My mom made this festive fall dish the other evening and I wanted to pass it along to all of you. It was really delicious! This dish definately tastes like fall!
I love squash in all forms - pureed in soups, roasted or mashed - and with this recipe you'll get a nice serving of it! Despite containing sausage, this is actually a pretty healthful, well-balanced dish. And with all the super lean sausage available at supermarkets now, you can find really flavorful low-fat options. This stuffed squash is colorful and looks great on the plate, plus, the method of this recipe could be applied to many other flavor combinations should you want to experiment with it.

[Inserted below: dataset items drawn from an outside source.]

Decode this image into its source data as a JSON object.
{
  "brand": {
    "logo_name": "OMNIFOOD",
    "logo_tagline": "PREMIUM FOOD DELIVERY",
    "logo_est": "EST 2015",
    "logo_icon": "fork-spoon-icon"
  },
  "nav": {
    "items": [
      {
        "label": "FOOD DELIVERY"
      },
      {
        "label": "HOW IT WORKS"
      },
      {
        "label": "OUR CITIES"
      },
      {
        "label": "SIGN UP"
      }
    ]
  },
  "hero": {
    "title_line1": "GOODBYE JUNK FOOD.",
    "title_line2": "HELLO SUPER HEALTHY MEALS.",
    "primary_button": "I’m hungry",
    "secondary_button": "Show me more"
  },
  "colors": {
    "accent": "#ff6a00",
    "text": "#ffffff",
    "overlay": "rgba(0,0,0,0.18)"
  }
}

This recipe comes from Taste of Home's Simple & Delicious magazine. A few years ago I would've been really skeptical about recipes coming from Taste of Home as most often they contain one, if not many, processed ingredients like canned soup, jello or cool whip. But, recently, I've seen less of these items and recipes that seem, at least at a glance, to have more flavor and fresher ingredients. The photography is nice and since there aren't any advertisements, it's pretty pleasing to flip through. It's still a little bit country for me and I doubt I'll ever turn to it for inspiration, but it's not too bad! I think I've also just moved on from needing recipes like most of the ones published. It feels good that I can concoct something like scalloped potatoes, an easy pasta dish, or a vegetable soup without staring down a recipe.
Microwaving the squash speeds up the prep time for this dish and finishing it in the oven browns the top nicely and brings it together. If your squash are really big and you think half of a squash is too big of a portion, I'm sure you could cut the squash into quarters and simply pile the stuffing on them as best you can. Enjoy these fall flavors!
Sausage-Stuffed Acorn Squash
2 small to medium acorn squash
1 Tbsp butter
1 pound bulk spicy pork sausage (Italian or whatever flavor you like)
1 small onion, chopped
2 Tbsp milk
1 cup fresh baby spinach, chopped (use frozen because of this!)
1 1/2 cups soft fresh bread crumbs
1/2 cup dried cranberries
Slice the squash in half (vertically, through the stem). Remove the seeds and place the squash face up in a microwave-safe dish. Season with salt and pepper and dot the inside of each half with butter. Cover and microwave 10-12 minutes, or until tender.
Cook the sausage in a skillet over medium-high heat, breaking it apart with a spatula. Add the onion and cook 5 minutes. When the sausage is browned nicely, drain as much fat off as possible.
Beat the egg and milk together in a large mixing bowl and add the bread crumbs, dried cranberries, spinach, sausage and onions. Mix well.
Stuff each half with 1/4 of the sausage mixture. Bake for 15-20 minutes in a 400 degree F (200 degree C) oven. Remove when warmed through and slightly browned on top. Serves 4.